Thirty-nine jobs, half of which will be filled by illegal aliens spreading barkdust and laying sod. Way to step up, PDC!

Cynthia, re Stephen Engelberg, you might peruse these grafs from the 22Jun08 Broadcasting & Cable:

“'Is it true that if you turn on your television today, your odds of hitting something investigative are lower than they were 15 years ago? Yes, I think that's true,' says Stephen Engelberg, the former editor of The Oregonian, who left to become managing editor of ProPublica.

Formed last fall and headed by Engelberg and Paul Steiger, late of the Wall Street Journal, ProPublica is an independent nonprofit newsroom specializing in investigations. It joins a contingent of journalism nonprofits currently operating, including the Center for Public Integrity, the Pulitzer Center on Crisis Reporting and the Center for Investigative Reporting. What sets ProPublica apart is its annual $10 million budget, courtesy of California billionaires Herbert and Marion Sandler.

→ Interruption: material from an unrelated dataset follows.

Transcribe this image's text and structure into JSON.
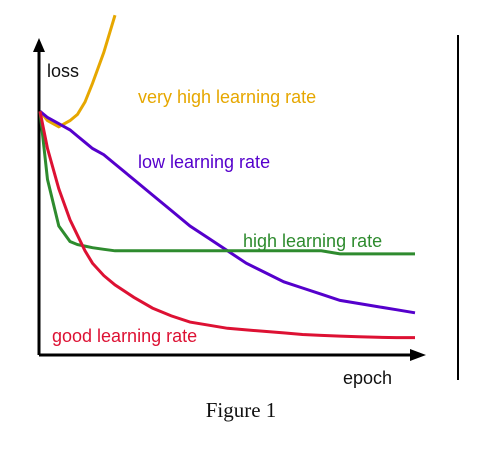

The first 60 Minutes/ProPublica co-production, broadcast June 22, is an investigation into Al Hurra, the U.S. government's taxpayer-supported TV network in the Middle East, which has drawn criticism for broadcasting anti-Israeli commentary, among other things. ProPublica is in discussions with Frontline and ABC News about multiple projects.

'Here we are offering to do fairly expensive basic research for free, and we'll bring it to you when it's right and we know it's real,' Engelberg says. 'That's not a half-bad deal if you've been subjected to massive cutbacks.'"


Very interesting Gardiner.

Thank you.

Jack, thanks for correcting James' $5 Million park cost. You are very close to being correct at the $20 Million figure. It was $7.2 M for land.

Including brownfield cleanup, removal of storage co., attorneys, planners, Parks Bureau administrative costs, PDC administrative costs, design costs, etc.; and then the big cost of the debt service cost that PDC never admits, the $20 million comes close.

Plus, don't forget the numerous items taken out of the park plans to make budget (what budget?)_like no toilets. Plus the completion of the Park is three years past the due date of the few people living there.

Accountability is forgotten in our Puddle Park.

I said plan, not cost. Forgive me. I agree with you, Jerry, ahem, Lee / Ben.

You guys make some great comments, and offer a bunch of useful analysis. But why not post some of it on his article so that less-informed readers won't be misled? Yeah, it probably makes their site look more lively, but that seems a small price to pay.

I already tried to address the half-story listed in item 2 of his piece.